Big Brother's Big Business

[...] Video surveillance has become the fastest-growing industry within the major categories of electronic security—with nearly one in four major cities in America investing in new technology, analysts say. It has more than doubled in the last five years, becoming an estimated $9.2 billion business in 2005 and expected to grow to $21 billion by 2010, says Joe Freeman, a columnist for Security Technology & Design Magazine and founder and president of J.P. Freeman, a market research and consulting firm. "What we have is a huge industry that is attracting competitors from everywhere," says Freeman. "In this world of constant threat, it's almost impossible to predict what might happen. . . . But the one overarching thing that we know is that security, which used to be a quietly growing industry, is now an international attention of the first order" [...]

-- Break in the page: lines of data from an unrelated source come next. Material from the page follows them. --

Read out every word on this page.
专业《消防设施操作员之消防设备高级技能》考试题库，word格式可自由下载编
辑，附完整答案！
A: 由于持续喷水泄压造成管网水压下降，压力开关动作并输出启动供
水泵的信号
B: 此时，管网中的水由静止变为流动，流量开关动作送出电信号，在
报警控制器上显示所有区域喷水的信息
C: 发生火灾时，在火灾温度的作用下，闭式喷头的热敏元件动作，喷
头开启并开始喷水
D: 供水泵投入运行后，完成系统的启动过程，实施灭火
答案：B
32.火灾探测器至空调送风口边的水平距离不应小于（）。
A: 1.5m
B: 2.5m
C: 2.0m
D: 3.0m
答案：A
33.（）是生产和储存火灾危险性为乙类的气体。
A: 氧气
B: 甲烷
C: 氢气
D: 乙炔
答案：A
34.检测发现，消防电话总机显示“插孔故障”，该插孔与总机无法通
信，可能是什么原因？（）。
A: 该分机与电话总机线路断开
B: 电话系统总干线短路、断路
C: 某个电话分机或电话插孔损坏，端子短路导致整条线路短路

In New York City, a combination of government and private funds (including $200 million from the U.S. Department of Homeland Security last year) has created a network of cameras that reaches far into the thousands, spanning subway stations, traffic signals, overhead awnings and private businesses. The Metropolitan Transit Authority, which runs the city's buses, subways and commuter trains, recently signed a multimillion-dollar contract with a major security company -- Lockheed Martin -- to add 1,000 smart cameras to the system's already 3,000-camera-strong surveillance system, said spokesman Tom Kelly. The New York City Police Department operates an additional 3,000 cameras, the majority of which reside in the city's public housing developments, said spokesman Michael Cohen. But the total number of cameras -- both public and private -- is hard to gauge.

Bill Brown, a kind of amateur surveillance-camera spotter, estimates the total number of cameras in New York City to exceed 15,000 -- a figure city officials say they have no way to verify because they lack a system of registry. But Brown, 46, who works as a proofreader, has studied the city's surveillance systems for years. On any given Sunday, you can find him leading tours through the maze of city streets that he describes as New York's "open museum" of surveillance. A member of a performance troop called the Surveillance Camera Players, he has also spent countless hours mapping -- by hand -- the city's growing camera population. On a recent trip to Manhattan's Times Square, Brown was able to point out, from a single street corner, more than 25 cameras visible to the naked eye. "People are in favor of surveillance when it's presented as a generality," says Brown. "But if you get them to look at specific cameras, then they begin to disapprove."